Materials and Method: In this research, the methods of analysis of bioclimatical indices have been used. Initially, monthly average temperature, relative humidity, wind speed, water vapor pressure and cloud cover data of 39 synoptic meteorological stations in southern Iran were collected from the Meteorological Organization during the period 1988 to 2017. In the next step, the above datas was arranged by using Excel software. Then with using of biklima software comfort indices (UTCI, PHS, SST PST, STI, and HIS indices) calculated and graphs are plotted by using Excel software. In order to zoning the studied area, we using the correlation between bioclimatic indices and height in ArcGIS software and in the Geostatical Analysis.
The bioclima model was developed by Professor Christoph Blansky in 2003 that includes various indicators of human bioclimate. By using this model, we can calculate 60 variables related to biomclimate and thermal physiology. Its input data includes two groups of meteorological data and data related to human physiology conditions.

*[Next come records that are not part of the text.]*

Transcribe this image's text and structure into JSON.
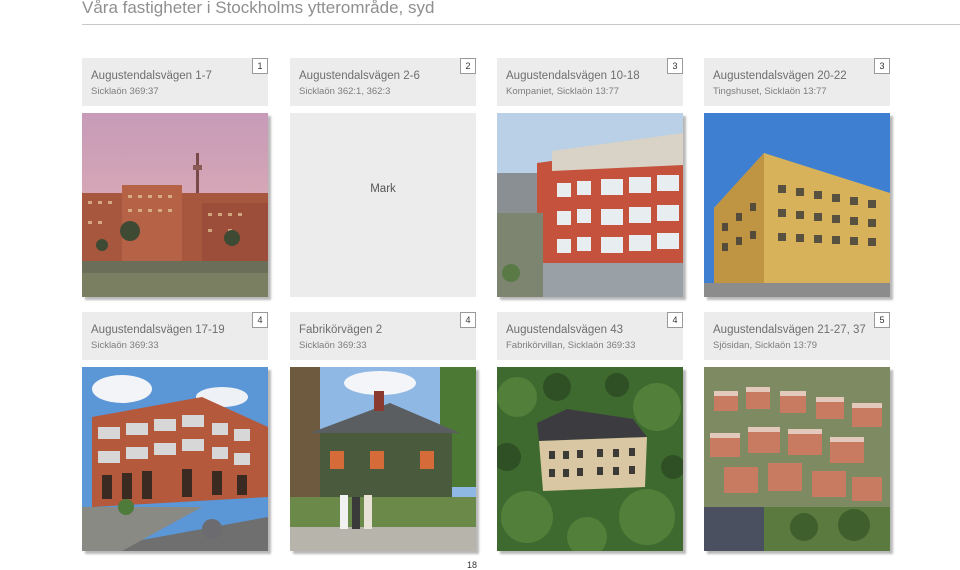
{
  "page": {
    "title": "Våra fastigheter i Stockholms ytterområde, syd",
    "page_number": "18"
  },
  "properties": [
    {
      "name": "Augustendalsvägen 1-7",
      "ref": "Sicklaön 369:37",
      "num": "1",
      "image": "industrial-campus-photo"
    },
    {
      "name": "Augustendalsvägen 2-6",
      "ref": "Sicklaön 362:1, 362:3",
      "num": "2",
      "placeholder": "Mark"
    },
    {
      "name": "Augustendalsvägen 10-18",
      "ref": "Kompaniet, Sicklaön 13:77",
      "num": "3",
      "image": "office-building-photo"
    },
    {
      "name": "Augustendalsvägen 20-22",
      "ref": "Tingshuset, Sicklaön 13:77",
      "num": "3",
      "image": "yellow-office-photo"
    },
    {
      "name": "Augustendalsvägen 17-19",
      "ref": "Sicklaön 369:33",
      "num": "4",
      "image": "brick-building-photo"
    },
    {
      "name": "Fabrikörvägen 2",
      "ref": "Sicklaön 369:33",
      "num": "4",
      "image": "wooden-house-photo"
    },
    {
      "name": "Augustendalsvägen 43",
      "ref": "Fabrikörvillan, Sicklaön 369:33",
      "num": "4",
      "image": "villa-aerial-photo"
    },
    {
      "name": "Augustendalsvägen 21-27, 37",
      "ref": "Sjösidan, Sicklaön 13:79",
      "num": "5",
      "image": "apartments-aerial-photo"
    }
  ]
}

Results: Analysis of the outputs from the implementation of the bioklima model shows how the heat sensation in different months at each station is based on the six indices of the bioklima model separately. Qualitative evaluation of the results of the bioclima indices in the South & southwest in spring shows that the output of the SST and PST indices are more consistent and the STI and HSI index have the least consistency with other indices and because their output reflects geographical realities, especially topographic diversity. On the contrary, PhS, SST and PST indices reflect the better picture of climatic comfort at this season. A qualitative assessment of the results of the benchmark indices in the study area in the fall season shows that the SST indices reflects a better picture of climate comfort. On the contrary, HIS, STI and PhS indices are not fully effective in reflecting climate realities. The results of this study indicate that HSI and STI indices are not suitable for reflection of climatic comfort conditions in winter. Conversely, the pattern of zoning from the SST index shows that this index is more effective in reflecting the regional climatic realities.

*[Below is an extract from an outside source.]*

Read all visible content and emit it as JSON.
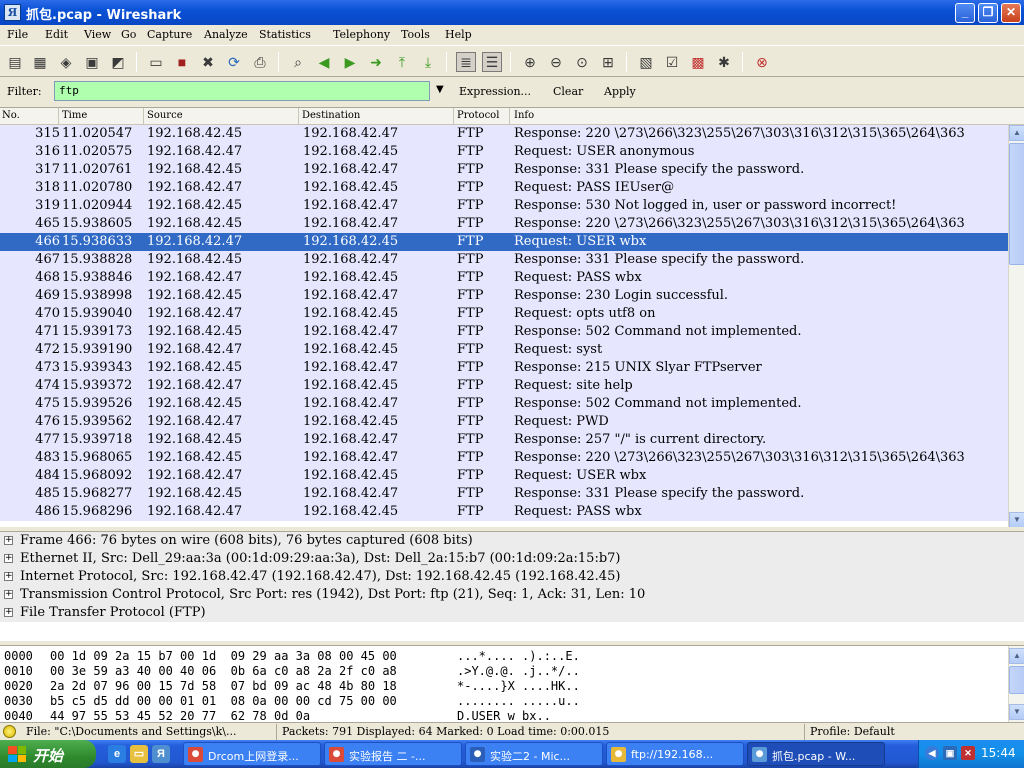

Discussion and Conclusion: In this study, by using the six bioclimatic indices of the bioklima model, the bioclimate condition of south & southwest of Iran was analyzed at monthly and seasonal in 7 southern provinces of Iran. The results of this study show that spatial and temporal patterns of thermal comfort do not correspond to each other. Increasing the time of climate unhealthy conditions in the warm season of the year and Low altitude areas & lower latitudes reveals the combined effect of these factors in creating the above conditions. Maximum annual thermal comfort conditions in southern Iran is during the cold period of the year. Also, seasonal patterns indicate that there is maximum comfort in the high areas and Zagros region at period of warm. This condition confirmed in southern coasts and the Khuzestan plain in cold period of the year. Seasonal evaluations of the thermal comfort by apply of six indices of the bioklima model are not match with together, therefore application of these indicators are requires localization and calibration.